With the help of several specialists in longevity, Dr. Courtin-Clarins shares things we can do (that aren't genetically predetermined) in order to age well, less quickly, and with a better quality of life. In his analysis, several lines are dedicated to how positive emotions create a “virtuous circle” that stimulates the body's ability to repair itself, relax, and generate wellbeing hormones like dopamine, serotonin, endorphins, and oxytocin. (More on those in a minute.)

One of Courtin-Clarins's easiest recommendations for cultivating that optimism? “Being optimistic is something you have to work at every day,” he says. And to do that, “give yourself something good three times a day.”

These can be simple things that nonetheless tremendously help with our wellbeing: cooking, journaling, giving a loved one a hug for 30 seconds, a bath, enjoying a coffee without doing anything else (in solitude or practicing fika, the Swedish custom of stopping for coffee in the company of friends or family).

Or maybe it's dancing “for three minutes to your favourite song,” a Courtin-Clarins recommendation based on the philosophy of Florence Servan-Schreiber and her book 3 Buzzes a Day: How to Activate Your Optimism to Be Happier. He sums her method up as this: “Write down, think about, and remember three [good] things that happened during the day. This brightens your thoughts and encourages you to see the glass as half full. It changes the way you see things from day to day and stimulates the secretion of feel-good molecules.”

How to cultivate optimism (and boost dopamine and other feel-good hormones)

So there you have it: A simple way to generate dopamine is to remind yourself of something good three times a day; then, before you go to bed, write, think about, and remember what those three things were.

Easy, but something you must consistently work at. This important detail in the book comes from one of the interviews Cortin-Clarins has with Catherine Testa, founder of L'Optimisme.com. “All studies agree that between 30% and 50% of personality traits are biologically determined,” says Testa. “This means that 50% to 70% of these traits can be acquired and worked on throughout our lives.”

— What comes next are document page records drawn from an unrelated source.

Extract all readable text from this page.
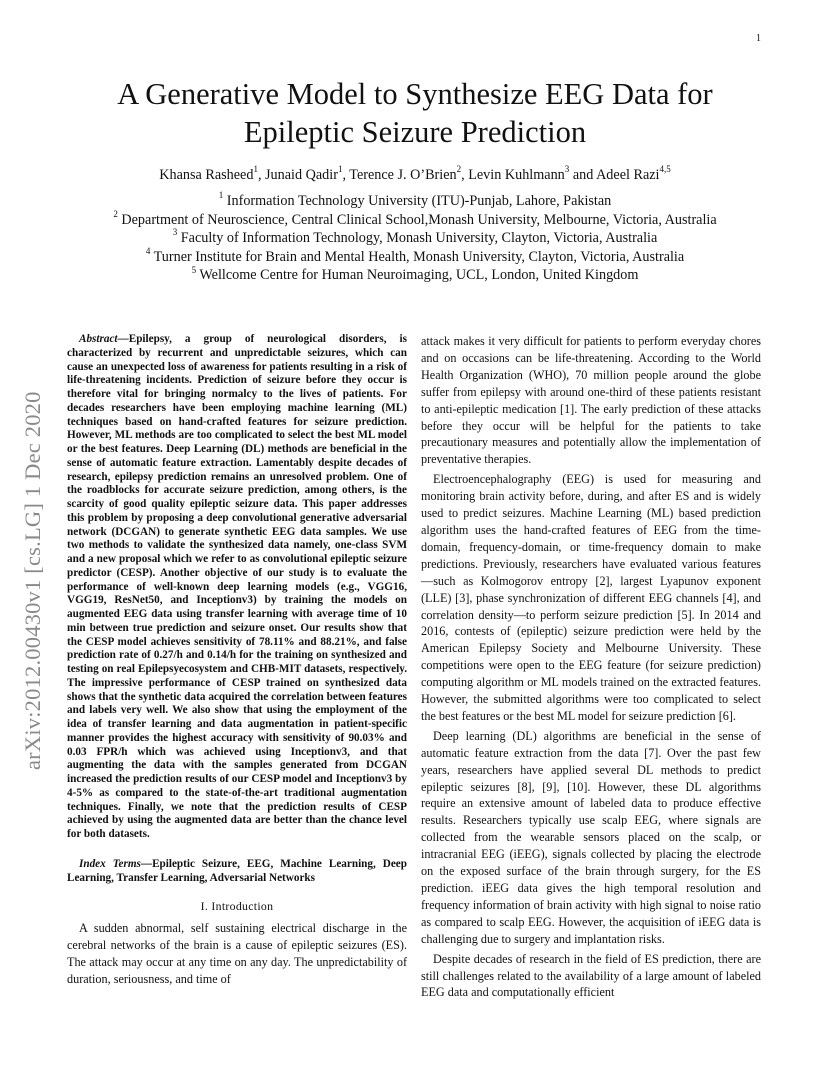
1
arXiv:2012.00430v1 [cs.LG] 1 Dec 2020
A Generative Model to Synthesize EEG Data for
Epileptic Seizure Prediction
Khansa Rasheed$^1$, Junaid Qadir$^1$, Terence J. O’Brien$^2$, Levin Kuhlmann$^3$ and Adeel Razi$^{4,5}$
$^1$ Information Technology University (ITU)-Punjab, Lahore, Pakistan
$^2$ Department of Neuroscience, Central Clinical School,Monash University, Melbourne, Victoria, Australia
$^3$ Faculty of Information Technology, Monash University, Clayton, Victoria, Australia
$^4$ Turner Institute for Brain and Mental Health, Monash University, Clayton, Victoria, Australia
$^5$ Wellcome Centre for Human Neuroimaging, UCL, London, United Kingdom

Abstract—Epilepsy, a group of neurological disorders, is characterized by recurrent and unpredictable seizures, which can cause an unexpected loss of awareness for patients resulting in a risk of life-threatening incidents. Prediction of seizure before they occur is therefore vital for bringing normalcy to the lives of patients. For decades researchers have been employing machine learning (ML) techniques based on hand-crafted features for seizure prediction. However, ML methods are too complicated to select the best ML model or the best features. Deep Learning (DL) methods are beneficial in the sense of automatic feature extraction. Lamentably despite decades of research, epilepsy prediction remains an unresolved problem. One of the roadblocks for accurate seizure prediction, among others, is the scarcity of good quality epileptic seizure data. This paper addresses this problem by proposing a deep convolutional generative adversarial network (DCGAN) to generate synthetic EEG data samples. We use two methods to validate the synthesized data namely, one-class SVM and a new proposal which we refer to as convolutional epileptic seizure predictor (CESP). Another objective of our study is to evaluate the performance of well-known deep learning models (e.g., VGG16, VGG19, ResNet50, and Inceptionv3) by training the models on augmented EEG data using transfer learning with average time of 10 min between true prediction and seizure onset. Our results show that the CESP model achieves sensitivity of 78.11% and 88.21%, and false prediction rate of 0.27/h and 0.14/h for the training on synthesized and testing on real Epilepsyecosystem and CHB-MIT datasets, respectively. The impressive performance of CESP trained on synthesized data shows that the synthetic data acquired the correlation between features and labels very well. We also show that using the employment of the idea of transfer learning and data augmentation in patient-specific manner provides the highest accuracy with sensitivity of 90.03% and 0.03 FPR/h which was achieved using Inceptionv3, and that augmenting the data with the samples generated from DCGAN increased the prediction results of our CESP model and Inceptionv3 by 4-5% as compared to the state-of-the-art traditional augmentation techniques. Finally, we note that the prediction results of CESP achieved by using the augmented data are better than the chance level for both datasets.

Index Terms—Epileptic Seizure, EEG, Machine Learning, Deep Learning, Transfer Learning, Adversarial Networks

I. Introduction

A sudden abnormal, self sustaining electrical discharge in the cerebral networks of the brain is a cause of epileptic seizures (ES). The attack may occur at any time on any day. The unpredictability of duration, seriousness, and time of

attack makes it very difficult for patients to perform everyday chores and on occasions can be life-threatening. According to the World Health Organization (WHO), 70 million people around the globe suffer from epilepsy with around one-third of these patients resistant to anti-epileptic medication [1]. The early prediction of these attacks before they occur will be helpful for the patients to take precautionary measures and potentially allow the implementation of preventative therapies.

Electroencephalography (EEG) is used for measuring and monitoring brain activity before, during, and after ES and is widely used to predict seizures. Machine Learning (ML) based prediction algorithm uses the hand-crafted features of EEG from the time-domain, frequency-domain, or time-frequency domain to make predictions. Previously, researchers have evaluated various features—such as Kolmogorov entropy [2], largest Lyapunov exponent (LLE) [3], phase synchronization of different EEG channels [4], and correlation density—to perform seizure prediction [5]. In 2014 and 2016, contests of (epileptic) seizure prediction were held by the American Epilepsy Society and Melbourne University. These competitions were open to the EEG feature (for seizure prediction) computing algorithm or ML models trained on the extracted features. However, the submitted algorithms were too complicated to select the best features or the best ML model for seizure prediction [6].

Deep learning (DL) algorithms are beneficial in the sense of automatic feature extraction from the data [7]. Over the past few years, researchers have applied several DL methods to predict epileptic seizures [8], [9], [10]. However, these DL algorithms require an extensive amount of labeled data to produce effective results. Researchers typically use scalp EEG, where signals are collected from the wearable sensors placed on the scalp, or intracranial EEG (iEEG), signals collected by placing the electrode on the exposed surface of the brain through surgery, for the ES prediction. iEEG data gives the high temporal resolution and frequency information of brain activity with high signal to noise ratio as compared to scalp EEG. However, the acquisition of iEEG data is challenging due to surgery and implantation risks.

Despite decades of research in the field of ES prediction, there are still challenges related to the availability of a large amount of labeled EEG data and computationally efficient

So while our environment and the people around us have an influence, Testa argues that we can also take measures to be more optimistic. And in doing so, our gestures and habits can stimulate hormones like oxytocin (related to feelings of security and confidence in social relationships), serotonin (linked to emotions and mood), endorphins (which causes feelings of euphoria and prevents stress and pain), and dopamine. The latter “is responsible for feelings of motivation and reward. It promotes a feeling of pleasure,” Courtin-Clarins explains. We often call them the feel-good hormones, though experts say they're really neurotransmitters associated with mood regulation, a sense of well-being, and reduced anxiety. In the specific case of dopamine, it's a neurotransmitter that provokes a quick sensation of pleasure that's energising and stimulating.

And yes, it is possible to generate them on our own. “When someone asks me if there is a recipe for happiness, I usually say that to be happy you have to be optimistic and draw on your own resources,” says Courtin-Clarins.

A cheat code for increasing dopamine

When looking for those three highs a day that activate our wellbeing, there's one that never fails: laughter. It's been proved that both natural and voluntary laughter generates dopamine.

This is how psychologist Lourdes Ramón, from Clínica Palasiet, explains it to us: “The insula, which is one of the parts of the brain most involved in identity, is activated when we see someone smile or when we smile ourselves. We see the power that a smile has on us, because the brain dedicates a large number of neurons to the face. When we smile, there is an increase in endorphins, neuropeptides, dopamine, and serotonin. These hormones when acting together are able to decrease stress, lower heart rate, increase productivity, and reduce anxiety.”